Operational efficiency blindness. McDonald’s has always been admired for its operational efficiency…no one can make a quality burger faster or cheaper. However, when your offerings are designed to maximize your own operational efficiency, it means you have lost sight of consumer wants being your driving force. For service marketers who receive customer calls, one simple area to re-investigate is the infuriating number of levels of “press 1 for this, and press 2 for that.” Do you really think that a customer prefers that over talking to a human right away? And by the way, Google, the next time you offer a consumer product like a smartphone, you might want to consider having a customer service number to dial rather than assume I actually want to search your knowledge base.

“Category first” blindness. When you think about your product and service offerings as being organized into categories, you become disconnected from consumer choice-making processes. When my honey and I are looking to eat something at midnight, say after a night of me playing harmonica on stage with one of the bands I am in, we are looking for a treat. We are looking for something out of the ordinary. We are looking for a social experience. “Breakfast at any time” is a great alternative! By the way, breakfast foods are often less expensive ways of filling up, so lunch or dinner on a tight budget might lead someone to prefer breakfast as well. So for restaurants, the lesson is, “Don’t confuse meals with meal occasions!” For other marketers, well I’m sure you have your own category-first blindspots. Retailers might be the worst, organizing stores and shelves by product categories, rather than themes that can be reinforced with secondary placement. The way to break this up is to define your markets in terms of need states rather than categories. For example, don’t think of the category as meal replacement bars, think of it as “fueling while driving”, or “pressed for time”, or…well, you get the idea. This means that research teams need to segment moments, not just people. Frankly, my needs as a consumer are usually better defined by moments anyway.
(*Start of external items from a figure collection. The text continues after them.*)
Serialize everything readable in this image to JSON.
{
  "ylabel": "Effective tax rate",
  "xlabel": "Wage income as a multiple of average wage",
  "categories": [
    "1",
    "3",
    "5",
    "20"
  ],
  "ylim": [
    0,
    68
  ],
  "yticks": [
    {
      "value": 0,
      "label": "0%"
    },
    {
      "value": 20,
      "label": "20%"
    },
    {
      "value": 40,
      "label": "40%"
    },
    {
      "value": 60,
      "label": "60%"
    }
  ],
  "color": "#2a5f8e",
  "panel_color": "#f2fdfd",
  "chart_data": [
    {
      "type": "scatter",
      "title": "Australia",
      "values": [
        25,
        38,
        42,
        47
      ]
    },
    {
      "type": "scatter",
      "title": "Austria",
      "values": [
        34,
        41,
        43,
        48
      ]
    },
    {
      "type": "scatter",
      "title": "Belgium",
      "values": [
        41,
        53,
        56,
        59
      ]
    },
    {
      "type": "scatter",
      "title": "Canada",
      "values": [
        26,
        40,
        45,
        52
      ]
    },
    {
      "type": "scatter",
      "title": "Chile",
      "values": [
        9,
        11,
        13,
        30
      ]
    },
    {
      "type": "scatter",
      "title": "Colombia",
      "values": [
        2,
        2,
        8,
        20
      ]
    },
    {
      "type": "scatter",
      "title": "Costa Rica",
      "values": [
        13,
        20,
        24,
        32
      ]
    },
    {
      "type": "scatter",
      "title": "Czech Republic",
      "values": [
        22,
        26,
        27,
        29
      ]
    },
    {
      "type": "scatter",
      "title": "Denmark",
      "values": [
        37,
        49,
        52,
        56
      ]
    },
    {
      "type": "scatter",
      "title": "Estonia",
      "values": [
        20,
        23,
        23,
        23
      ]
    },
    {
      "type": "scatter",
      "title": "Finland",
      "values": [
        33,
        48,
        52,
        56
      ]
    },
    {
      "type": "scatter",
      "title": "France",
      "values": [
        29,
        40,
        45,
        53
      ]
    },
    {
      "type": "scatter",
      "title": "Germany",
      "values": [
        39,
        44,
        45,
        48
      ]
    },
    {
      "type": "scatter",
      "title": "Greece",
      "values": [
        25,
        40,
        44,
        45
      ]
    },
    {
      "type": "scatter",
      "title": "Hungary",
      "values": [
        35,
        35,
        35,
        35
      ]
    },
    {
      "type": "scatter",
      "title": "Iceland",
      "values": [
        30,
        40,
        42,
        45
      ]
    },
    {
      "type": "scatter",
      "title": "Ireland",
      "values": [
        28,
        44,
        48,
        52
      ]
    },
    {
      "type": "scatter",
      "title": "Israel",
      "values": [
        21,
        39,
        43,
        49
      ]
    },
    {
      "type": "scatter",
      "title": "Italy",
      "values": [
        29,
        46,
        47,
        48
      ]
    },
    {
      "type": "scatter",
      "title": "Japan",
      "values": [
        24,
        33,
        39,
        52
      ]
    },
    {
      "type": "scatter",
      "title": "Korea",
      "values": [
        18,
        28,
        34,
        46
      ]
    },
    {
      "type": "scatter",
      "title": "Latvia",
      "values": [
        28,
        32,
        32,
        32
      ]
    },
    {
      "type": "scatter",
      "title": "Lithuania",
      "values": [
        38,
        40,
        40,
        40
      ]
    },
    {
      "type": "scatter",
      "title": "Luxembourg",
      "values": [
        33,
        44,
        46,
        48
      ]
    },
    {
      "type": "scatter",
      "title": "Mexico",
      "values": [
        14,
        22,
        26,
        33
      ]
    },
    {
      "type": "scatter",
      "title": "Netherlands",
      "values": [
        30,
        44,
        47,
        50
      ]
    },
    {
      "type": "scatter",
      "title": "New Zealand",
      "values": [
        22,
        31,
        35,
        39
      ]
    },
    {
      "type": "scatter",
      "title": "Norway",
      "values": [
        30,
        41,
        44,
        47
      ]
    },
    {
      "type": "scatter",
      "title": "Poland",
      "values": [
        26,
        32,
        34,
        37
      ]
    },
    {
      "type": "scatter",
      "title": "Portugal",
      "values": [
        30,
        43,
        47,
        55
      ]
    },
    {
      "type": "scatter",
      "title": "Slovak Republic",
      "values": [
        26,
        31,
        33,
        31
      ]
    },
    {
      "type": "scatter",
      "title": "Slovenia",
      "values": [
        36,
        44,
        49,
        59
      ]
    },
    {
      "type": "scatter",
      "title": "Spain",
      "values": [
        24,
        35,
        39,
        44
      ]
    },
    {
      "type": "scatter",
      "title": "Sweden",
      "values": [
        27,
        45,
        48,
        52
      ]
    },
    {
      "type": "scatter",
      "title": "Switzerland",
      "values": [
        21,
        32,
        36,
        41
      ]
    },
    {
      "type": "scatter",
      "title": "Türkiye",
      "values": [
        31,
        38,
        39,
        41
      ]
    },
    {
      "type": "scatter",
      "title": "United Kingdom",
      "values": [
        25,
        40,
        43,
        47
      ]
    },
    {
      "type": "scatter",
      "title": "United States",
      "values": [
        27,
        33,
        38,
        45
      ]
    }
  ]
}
Precedent bias. The way you have always (successfully?) done things is a strong influence on the way you do things going forward. Everyone “knows” you stop serving breakfast at 10:30 in the morning so you can switch over the kitchen. By challenging this precedent, look what McDonalds was able to achieve! Every organization has this problem and the biggest one that I work with companies on is the way they budget and then course correct marketing funds. The process is antiquated, sub-optimal, and kills media innovation in the age of ad blockers…not good. And you are leaving significant money on the table…an extravagance you cannot afford in a low growth environment.

Assuming the word “innovation” starts with a “P”. Innovation starts with an idea. It can be a media, customer experience, or service idea…it doesn’t have to be a product offering! For example, Dove sketches was a beautiful innovation…a way to communicate and connect brand values that had nothing to do with adding new SKUs. All day breakfast is an innovation, and a successful one at that. If I were advising McDonald’s I would suggest that the next innovation is to combine breakfast at any time with McCafe, make it part of a separate menu board and, this is important, add a separate register line that is purely for McCafe orders. Think of it as the priority line at airports for business class, frequent fliers, etc.

As Yogi Berra said (slightly paraphrased), “You can see a lot just by looking”. To see new marketing ideas, you have to remove blindspots.